On Wednesday morning, London’s metro system was taken over by guerrilla advertisements that are part of a campaign to draw attention to mass deportations being carried out by the British government.
Hundreds of displays were covered by End Deportations mock ads as part of a two-week international action against charter flight removals.
Private planes usually deport 60 to 80 people at a time on flights scheduled twice each month bound for Nigeria and Ghana. The Home Office has nicknamed the process Operation Majestic.
Deportees will usually consist of people whose asylum claims have been rejected, including some who may have spent most of their lives in Britain but do not have British citizenship.
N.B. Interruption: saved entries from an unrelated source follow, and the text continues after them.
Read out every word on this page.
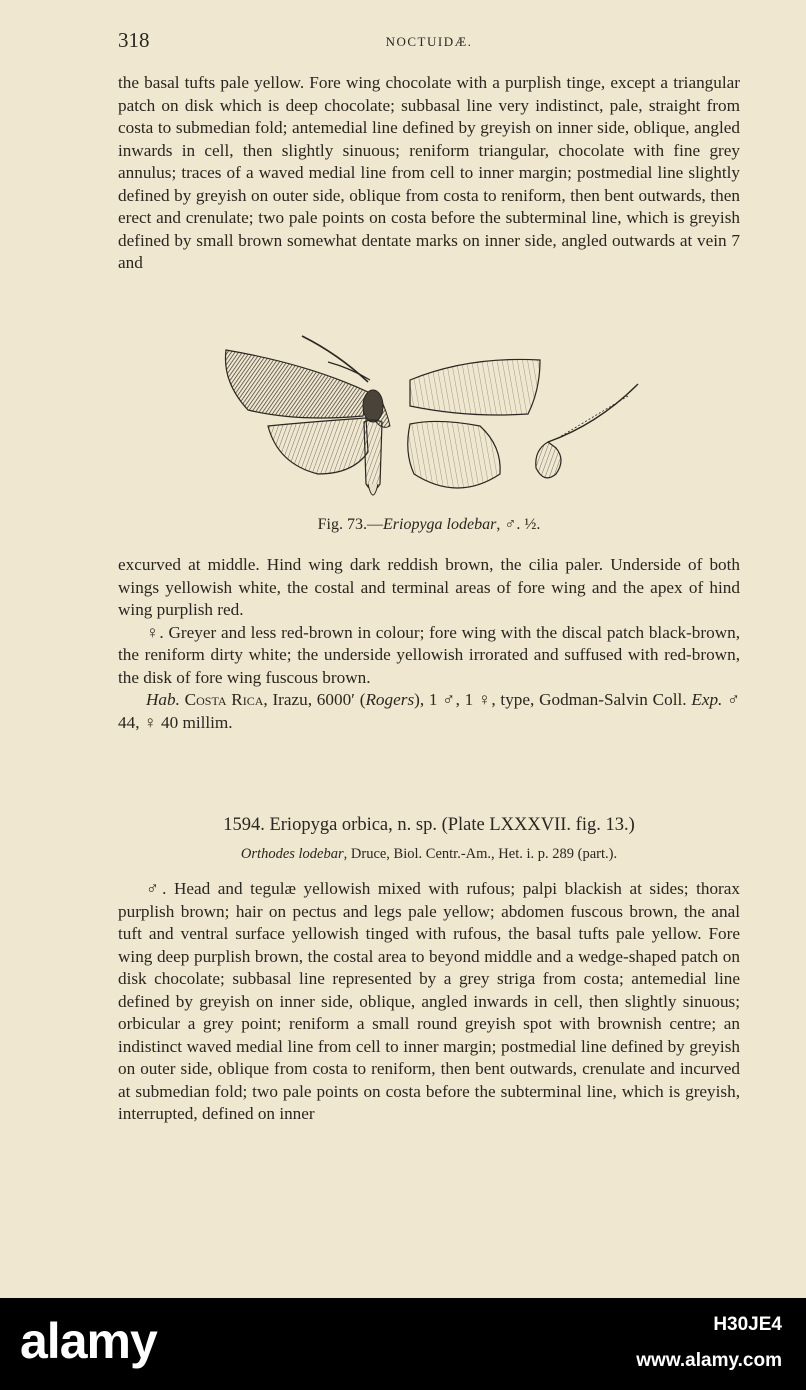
318	NOCTUIDÆ.

the basal tufts pale yellow. Fore wing chocolate with a purplish tinge, except a triangular patch on disk which is deep chocolate; subbasal line very indistinct, pale, straight from costa to submedian fold; antemedial line defined by greyish on inner side, oblique, angled inwards in cell, then slightly sinuous; reniform triangular, chocolate with fine grey annulus; traces of a waved medial line from cell to inner margin; postmedial line slightly defined by greyish on outer side, oblique from costa to reniform, then bent outwards, then erect and crenulate; two pale points on costa before the subterminal line, which is greyish defined by small brown somewhat dentate marks on inner side, angled outwards at vein 7 and

Fig. 73.—Eriopyga lodebar, ♂. ½.

excurved at middle. Hind wing dark reddish brown, the cilia paler. Underside of both wings yellowish white, the costal and terminal areas of fore wing and the apex of hind wing purplish red.

♀. Greyer and less red-brown in colour; fore wing with the discal patch black-brown, the reniform dirty white; the underside yellowish irrorated and suffused with red-brown, the disk of fore wing fuscous brown.

Hab. Costa Rica, Irazu, 6000′ (Rogers), 1 ♂, 1 ♀, type, Godman-Salvin Coll. Exp. ♂ 44, ♀ 40 millim.

1594. Eriopyga orbica, n. sp. (Plate LXXXVII. fig. 13.)
Orthodes lodebar, Druce, Biol. Centr.-Am., Het. i. p. 289 (part.).

♂. Head and tegulæ yellowish mixed with rufous; palpi blackish at sides; thorax purplish brown; hair on pectus and legs pale yellow; abdomen fuscous brown, the anal tuft and ventral surface yellowish tinged with rufous, the basal tufts pale yellow. Fore wing deep purplish brown, the costal area to beyond middle and a wedge-shaped patch on disk chocolate; subbasal line represented by a grey striga from costa; antemedial line defined by greyish on inner side, oblique, angled inwards in cell, then slightly sinuous; orbicular a grey point; reniform a small round greyish spot with brownish centre; an indistinct waved medial line from cell to inner margin; postmedial line defined by greyish on outer side, oblique from costa to reniform, then bent outwards, crenulate and incurved at submedian fold; two pale points on costa before the subterminal line, which is greyish, interrupted, defined on inner

alamy	H30JE4
www.alamy.com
It is estimated that each charter flight costs the British taxpayer £250,000.
“It really reminds us of the history you read about slaves,” one of the two mock posters reads. “When they used to take people and put them in the ships, to take them and go and sell them. Now, they are doing this here. Yarl’s Wood [detention center] is a slave ship.”
The quote, which is attributed to an anonymous deportee who boarded a charter flight in May of 2016, adds: “They take you from here and put you on a charter flight. When you look in Yarl’s Wood there is no white person in here, we are all Indian, Chinese and African. It is racism. I have been in England 20 years, I paid my taxes, paid my [National Insurance].
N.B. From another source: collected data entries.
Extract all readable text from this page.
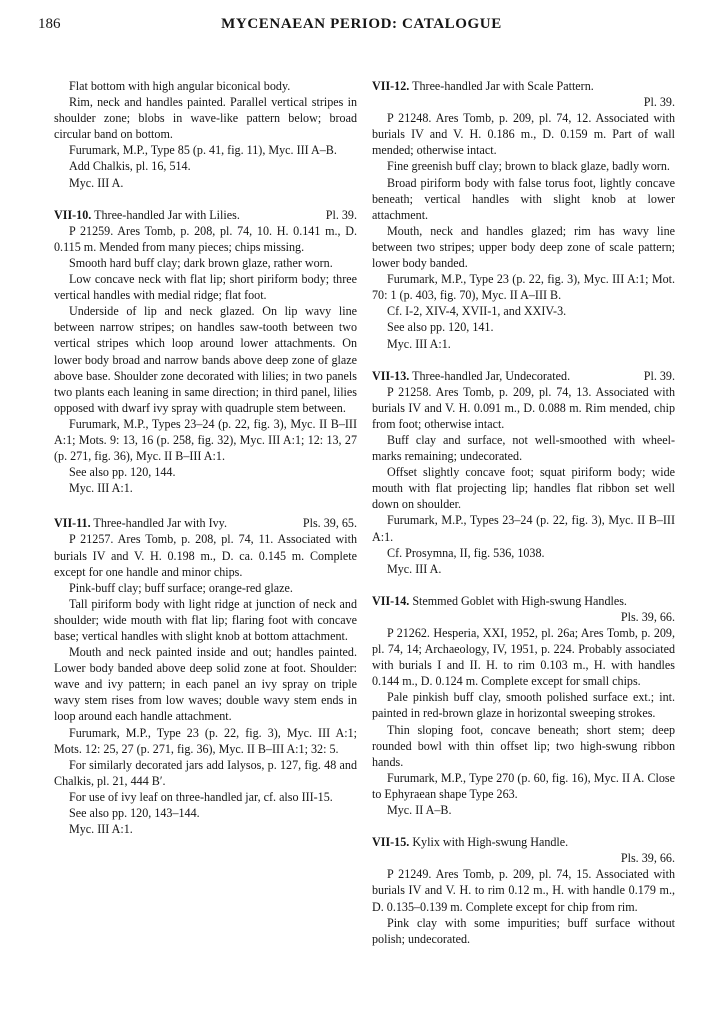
186	MYCENAEAN PERIOD: CATALOGUE

Flat bottom with high angular biconical body.

Rim, neck and handles painted. Parallel vertical stripes in shoulder zone; blobs in wave-like pattern below; broad circular band on bottom.

Furumark, M.P., Type 85 (p. 41, fig. 11), Myc. III A–B.

Add Chalkis, pl. 16, 514.

Myc. III A.

VII-10. Three-handled Jar with Lilies.	Pl. 39.

P 21259. Ares Tomb, p. 208, pl. 74, 10. H. 0.141 m., D. 0.115 m. Mended from many pieces; chips missing.

Smooth hard buff clay; dark brown glaze, rather worn.

Low concave neck with flat lip; short piriform body; three vertical handles with medial ridge; flat foot.

Underside of lip and neck glazed. On lip wavy line between narrow stripes; on handles saw-tooth between two vertical stripes which loop around lower attachments. On lower body broad and narrow bands above deep zone of glaze above base. Shoulder zone decorated with lilies; in two panels two plants each leaning in same direction; in third panel, lilies opposed with dwarf ivy spray with quadruple stem between.

Furumark, M.P., Types 23–24 (p. 22, fig. 3), Myc. II B–III A:1; Mots. 9: 13, 16 (p. 258, fig. 32), Myc. III A:1; 12: 13, 27 (p. 271, fig. 36), Myc. II B–III A:1.

See also pp. 120, 144.

Myc. III A:1.

VII-11. Three-handled Jar with Ivy.	Pls. 39, 65.

P 21257. Ares Tomb, p. 208, pl. 74, 11. Associated with burials IV and V. H. 0.198 m., D. ca. 0.145 m. Complete except for one handle and minor chips.

Pink-buff clay; buff surface; orange-red glaze.

Tall piriform body with light ridge at junction of neck and shoulder; wide mouth with flat lip; flaring foot with concave base; vertical handles with slight knob at bottom attachment.

Mouth and neck painted inside and out; handles painted. Lower body banded above deep solid zone at foot. Shoulder: wave and ivy pattern; in each panel an ivy spray on triple wavy stem rises from low waves; double wavy stem ends in loop around each handle attachment.

Furumark, M.P., Type 23 (p. 22, fig. 3), Myc. III A:1; Mots. 12: 25, 27 (p. 271, fig. 36), Myc. II B–III A:1; 32: 5.

For similarly decorated jars add Ialysos, p. 127, fig. 48 and Chalkis, pl. 21, 444 B′.

For use of ivy leaf on three-handled jar, cf. also III-15.

See also pp. 120, 143–144.

Myc. III A:1.

VII-12. Three-handled Jar with Scale Pattern.

Pl. 39.

P 21248. Ares Tomb, p. 209, pl. 74, 12. Associated with burials IV and V. H. 0.186 m., D. 0.159 m. Part of wall mended; otherwise intact.

Fine greenish buff clay; brown to black glaze, badly worn.

Broad piriform body with false torus foot, lightly concave beneath; vertical handles with slight knob at lower attachment.

Mouth, neck and handles glazed; rim has wavy line between two stripes; upper body deep zone of scale pattern; lower body banded.

Furumark, M.P., Type 23 (p. 22, fig. 3), Myc. III A:1; Mot. 70: 1 (p. 403, fig. 70), Myc. II A–III B.

Cf. I-2, XIV-4, XVII-1, and XXIV-3.

See also pp. 120, 141.

Myc. III A:1.

VII-13. Three-handled Jar, Undecorated.	Pl. 39.

P 21258. Ares Tomb, p. 209, pl. 74, 13. Associated with burials IV and V. H. 0.091 m., D. 0.088 m. Rim mended, chip from foot; otherwise intact.

Buff clay and surface, not well-smoothed with wheel-marks remaining; undecorated.

Offset slightly concave foot; squat piriform body; wide mouth with flat projecting lip; handles flat ribbon set well down on shoulder.

Furumark, M.P., Types 23–24 (p. 22, fig. 3), Myc. II B–III A:1.

Cf. Prosymna, II, fig. 536, 1038.

Myc. III A.

VII-14. Stemmed Goblet with High-swung Handles.

Pls. 39, 66.

P 21262. Hesperia, XXI, 1952, pl. 26a; Ares Tomb, p. 209, pl. 74, 14; Archaeology, IV, 1951, p. 224. Probably associated with burials I and II. H. to rim 0.103 m., H. with handles 0.144 m., D. 0.124 m. Complete except for small chips.

Pale pinkish buff clay, smooth polished surface ext.; int. painted in red-brown glaze in horizontal sweeping strokes.

Thin sloping foot, concave beneath; short stem; deep rounded bowl with thin offset lip; two high-swung ribbon hands.

Furumark, M.P., Type 270 (p. 60, fig. 16), Myc. II A. Close to Ephyraean shape Type 263.

Myc. II A–B.

VII-15. Kylix with High-swung Handle.

Pls. 39, 66.

P 21249. Ares Tomb, p. 209, pl. 74, 15. Associated with burials IV and V. H. to rim 0.12 m., H. with handle 0.179 m., D. 0.135–0.139 m. Complete except for chip from rim.

Pink clay with some impurities; buff surface without polish; undecorated.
“My back is hurt from lifting older people, working with disabled children. I worked with all my heart.”
Campaigners point out that the deported often have partners, children, and jobs in Britain, and many even have ongoing asylum claims that are yet to be completed.
Once overseas, deported citizens lose access to their British legal rights. Some asylum seekers’ lives are put in danger upon deportation, particularly LGBT people and human rights campaigners, or those who have no family remaining in their home countries.
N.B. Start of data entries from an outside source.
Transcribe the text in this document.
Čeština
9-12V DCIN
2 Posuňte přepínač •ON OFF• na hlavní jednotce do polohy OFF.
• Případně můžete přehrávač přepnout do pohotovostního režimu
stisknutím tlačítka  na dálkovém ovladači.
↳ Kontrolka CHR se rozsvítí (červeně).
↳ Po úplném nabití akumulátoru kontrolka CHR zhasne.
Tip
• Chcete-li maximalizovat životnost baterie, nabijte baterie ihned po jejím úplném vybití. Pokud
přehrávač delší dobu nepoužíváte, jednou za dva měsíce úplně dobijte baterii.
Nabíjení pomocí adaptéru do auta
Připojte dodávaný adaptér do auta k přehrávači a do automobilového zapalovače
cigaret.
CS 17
“We demand no more deportations, an end to charter flights and the racist detention system, that imprisons people indefinitely,” said Cathy, an End Deportations campaigner.
Other frequent destinations for chartered deportation flights include Albania, Pakistan, and Jamaica.
In 2009, David Wood, who was then enforcement director of the UK Border Agency, told the Telegraph that charter flights have become the preferred form of deportation because deportees had been delaying the process by making a “big enough fuss at the airport.”
“We found that pilots would then refuse to take the person on the grounds that other passengers would object. So although we still use scheduled flights, we use special flights for individuals who are difficult to remove and might cause trouble,” he added.
Campaigners say it is “unclear” whether charter flight deportations are illegal under international law, while noting that challenging them has become more and more difficult due to the Conservative government’s cuts to legal aid.